Desde que perdeu sua memória se sentia um fantasma, perdida, vagando nas dimensões a procura de resquícios do seu passado. Sua amiga até tentava preencher suas lacunas, mas não parecia suficiente, se entregou completamente.

- Sabe que não gosto de te ver assim! - A loira se aproximou, estava acompanhada.

- E eu não gosto de cortar meus pulsos e eles cicatrizarem. - Fez pouco caso. - Sonhei novamente com aquelas asas negras.

Nora sabia que era uma nefilim, que era meio humana e meio demônio. Mas não aceitava, procurava em sua memória que parte do seu passado ela havia aceitado isso. Morava em Nova Orleans, coxas grossas, olhos cinzas e cabelos avermelhados, ondulados. Morava em um apartamento com sua única e melhor amiga Dabria, que lhe contava histórias e histórias de como se conheceram e de como foi sua vida até o último incidente, que lhe tirou a memória.
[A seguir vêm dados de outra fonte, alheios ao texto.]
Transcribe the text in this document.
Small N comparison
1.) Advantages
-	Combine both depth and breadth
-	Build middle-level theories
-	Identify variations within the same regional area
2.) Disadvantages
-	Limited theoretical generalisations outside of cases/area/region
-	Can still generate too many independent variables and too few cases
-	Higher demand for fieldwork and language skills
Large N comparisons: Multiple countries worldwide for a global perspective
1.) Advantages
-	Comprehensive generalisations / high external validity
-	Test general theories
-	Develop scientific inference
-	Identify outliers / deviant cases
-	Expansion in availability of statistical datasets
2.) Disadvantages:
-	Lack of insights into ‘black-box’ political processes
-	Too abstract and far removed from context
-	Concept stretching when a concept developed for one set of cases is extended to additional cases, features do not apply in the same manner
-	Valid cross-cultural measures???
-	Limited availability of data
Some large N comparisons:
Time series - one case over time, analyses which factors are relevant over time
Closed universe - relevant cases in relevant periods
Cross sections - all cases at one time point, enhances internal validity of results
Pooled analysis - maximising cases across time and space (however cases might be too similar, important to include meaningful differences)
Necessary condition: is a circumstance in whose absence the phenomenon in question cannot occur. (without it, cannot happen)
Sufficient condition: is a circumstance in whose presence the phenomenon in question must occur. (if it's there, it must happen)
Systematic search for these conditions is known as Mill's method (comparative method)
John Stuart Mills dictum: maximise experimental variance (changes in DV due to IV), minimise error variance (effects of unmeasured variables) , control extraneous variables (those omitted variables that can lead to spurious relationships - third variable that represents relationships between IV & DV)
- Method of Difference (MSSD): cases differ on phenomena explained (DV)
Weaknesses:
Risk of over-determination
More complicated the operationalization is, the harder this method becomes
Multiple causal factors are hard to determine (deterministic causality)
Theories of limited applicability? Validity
Depois de tudo o que Dabria lhe contou, parecia fácil de acreditar que estava bêbada num racha de carro. Se soubesse que isso lhe custaria sua memória, seria mais careta. O que mais odiava em tudo isso, era os pesadelos com as penas longas e negras que caiam sobre ela. Isso realmente a deixava irritada. Que tipo de animal teria aquele tipo de pena e porquê aquele sonho a assombrava? Se perguntava se começou depois do acidente, ou se sempre sonhou com isso.

Tinha mais perguntas do que respostas, e todos aqueles questionamento quase a faziam enlouquecer. Sempre foi de investigar as coisas, não lembrava sua história, mas sabia quem era. Não é mesmo? Precisava de endorfina, precisava dissipar todas as lacunas que não conseguia preencher, por isso se embriagava, se dopava. Toda sua investigação sempre acabava em lugar nenhum. Era uma nefilim, mas sempre que procurava mais sobre, levavam a varias histórias de folclore, arcanjos, anjos caídos. Tudo era familiar, mas Dabria confirmava que era fabula, eles eram filhos do demônio, não de anjos que gostariam de ser humanos. E ela nunca teve motivos pra desconfiar. Parecia louco ser de uma raça que sempre pareceu não sair da bíblia.

- Vamos embora, distrai a mente, não foca nos seus pesadelos.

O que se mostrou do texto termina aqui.